Maria Van Kerkhove, the WHO’s leading coronavirus expert, has preached repeatedly during the WHO’s frequent Covid press conferences that spread of SARS-2 can be stopped — if only countries would use the tools. Her question: What are the barriers to compliance of proven public health interventions and how can that problem best be addressed?
The differences between SARS-2 and its older cousin, SARS-1
The 2002-2003 SARS outbreak showed the world the disruptive power of coronaviruses. Ever since, scientists have worried about this large family of viruses, found in bats and others animals. The camel coronavirus, MERS, which was first spotted in 2012, underscored the threat: Coronaviruses are species jumpers.
But the virus that caused the original SARS outbreak, now called SARS-1, did not know some of the tricks SARS-2 has in its repertoire. Some coronavirus experts marvel at the differences between the two.
Stanley Perlman, a microbiologist at the University of Iowa, would like to know: Why is it SARS-2 can infect and make copies of itself — a process called replication — in the cells of the upper airways, something that SARS-1 did not do? SARS-1 replicated in cells deep in the lungs, which is why people who contracted that virus were only infectious when they were really sick — limiting how many people they could infect. SARS-2 has a huge advantage, because it replicates in the upper airways. People infected with SARS-2 — even those whose symptoms are so mild they don’t know they are infected — have opportunities to transmit the virus every time they sneeze, cough, even speak.

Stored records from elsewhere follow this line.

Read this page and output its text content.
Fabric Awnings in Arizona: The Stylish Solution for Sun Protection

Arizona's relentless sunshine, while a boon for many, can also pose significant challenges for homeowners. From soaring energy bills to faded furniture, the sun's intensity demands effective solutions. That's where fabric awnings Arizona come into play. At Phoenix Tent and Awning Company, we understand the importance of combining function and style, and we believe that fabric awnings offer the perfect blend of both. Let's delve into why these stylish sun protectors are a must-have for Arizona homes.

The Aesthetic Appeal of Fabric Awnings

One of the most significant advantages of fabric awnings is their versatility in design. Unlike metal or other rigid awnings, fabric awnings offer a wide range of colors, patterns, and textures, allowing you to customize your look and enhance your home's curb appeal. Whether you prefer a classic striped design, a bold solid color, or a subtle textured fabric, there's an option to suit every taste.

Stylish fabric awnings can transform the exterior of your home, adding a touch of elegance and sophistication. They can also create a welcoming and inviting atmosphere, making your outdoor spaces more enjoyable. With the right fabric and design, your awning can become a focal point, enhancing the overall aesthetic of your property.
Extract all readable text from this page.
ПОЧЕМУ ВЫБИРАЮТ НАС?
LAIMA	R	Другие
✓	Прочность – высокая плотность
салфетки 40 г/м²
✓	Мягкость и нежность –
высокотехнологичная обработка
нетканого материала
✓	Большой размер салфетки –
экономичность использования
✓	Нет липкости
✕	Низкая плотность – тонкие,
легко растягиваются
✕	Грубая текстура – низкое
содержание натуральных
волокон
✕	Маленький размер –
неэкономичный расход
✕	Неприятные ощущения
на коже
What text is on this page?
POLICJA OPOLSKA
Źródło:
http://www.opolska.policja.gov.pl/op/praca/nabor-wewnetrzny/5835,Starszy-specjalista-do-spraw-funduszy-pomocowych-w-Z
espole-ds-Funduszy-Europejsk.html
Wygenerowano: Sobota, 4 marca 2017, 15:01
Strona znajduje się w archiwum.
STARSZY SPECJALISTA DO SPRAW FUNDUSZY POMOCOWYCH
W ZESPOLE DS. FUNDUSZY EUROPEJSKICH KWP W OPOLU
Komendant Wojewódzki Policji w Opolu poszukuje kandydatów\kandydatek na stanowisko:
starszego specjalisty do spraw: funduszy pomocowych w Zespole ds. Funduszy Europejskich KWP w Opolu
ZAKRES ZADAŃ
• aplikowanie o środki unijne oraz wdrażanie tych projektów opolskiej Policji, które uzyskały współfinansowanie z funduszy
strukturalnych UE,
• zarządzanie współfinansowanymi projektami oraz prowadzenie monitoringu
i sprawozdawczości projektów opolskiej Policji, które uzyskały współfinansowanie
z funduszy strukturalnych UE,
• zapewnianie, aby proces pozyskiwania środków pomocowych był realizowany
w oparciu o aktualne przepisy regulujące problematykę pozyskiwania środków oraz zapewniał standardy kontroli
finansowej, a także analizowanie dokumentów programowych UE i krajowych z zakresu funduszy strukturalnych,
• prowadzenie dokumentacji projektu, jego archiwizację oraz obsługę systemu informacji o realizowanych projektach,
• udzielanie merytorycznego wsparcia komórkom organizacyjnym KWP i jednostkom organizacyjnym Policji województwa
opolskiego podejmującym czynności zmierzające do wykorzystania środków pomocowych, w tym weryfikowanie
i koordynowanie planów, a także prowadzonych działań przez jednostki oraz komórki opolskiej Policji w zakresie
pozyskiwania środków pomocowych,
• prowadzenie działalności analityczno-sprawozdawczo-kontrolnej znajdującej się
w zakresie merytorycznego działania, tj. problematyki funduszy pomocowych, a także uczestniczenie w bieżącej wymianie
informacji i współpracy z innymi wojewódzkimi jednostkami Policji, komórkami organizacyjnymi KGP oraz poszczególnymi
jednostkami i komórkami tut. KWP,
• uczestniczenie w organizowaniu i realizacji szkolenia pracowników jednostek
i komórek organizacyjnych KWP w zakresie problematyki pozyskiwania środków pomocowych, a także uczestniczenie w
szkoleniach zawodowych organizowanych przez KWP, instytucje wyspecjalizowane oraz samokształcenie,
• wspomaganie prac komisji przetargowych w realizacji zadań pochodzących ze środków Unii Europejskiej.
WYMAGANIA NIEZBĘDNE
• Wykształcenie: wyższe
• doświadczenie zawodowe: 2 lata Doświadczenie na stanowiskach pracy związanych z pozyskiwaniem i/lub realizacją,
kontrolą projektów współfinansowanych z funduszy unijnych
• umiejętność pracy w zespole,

Adding to the puzzle: Both viruses infect by attaching to ACE-2 receptors on human cells, yet they choose cells in different parts of the body.
Finding out why SARS-2 can replicate in the upper airways could help drug developers figure out how to prevent it from happening, Perlman said. It would also help scientists assess the pandemic risks posed by other coronaviruses that might jump from an animal species.
Susan Weiss, who like Perlman is a longtime coronavirus researcher, is also interested in learning why people infected with SARS-2 can transmit to other people if they are asymptomatic or pre-symptomatic. That didn’t happen with SARS-1 or MERS, she noted.
Last but not least: Where did SARS-2 come from?
Analysis of the genetic sequences of SARS-2 viruses retrieved from some of the earliest people known to have been infected suggests the virus started transmitting among people sometime in the autumn of 2019. The original source of the virus is almost certainly a bat, but how did a bat virus find its way into humans? Were pangolins or mink or other wild animals sold as exotic foods in China’s wet markets the spark for the worst pandemic in a century?
Inquiring minds want to know — and not just for curiosity’s sake. Knowing the virus’ route will help the world prepare for future outbreaks. Research shows there are lots of bat coronaviruses we haven’t yet met.
A panel of international experts traveled to China earlier this year to dig into the question, but so far hasn’t come to a firm conclusion. Whether it ever will remains to be seen. Koopmans, of Erasmus Medical Center, was a member of the commission. She submitted several questions, the last of which was simply “The origin … of course.”
Kuppalli, the infectious diseases physician at the Medical University of South Carolina, said the opportunity to answer this key question could slip away, noting: “The longer we get away from the start of the pandemic the harder it will be to find out these answers.”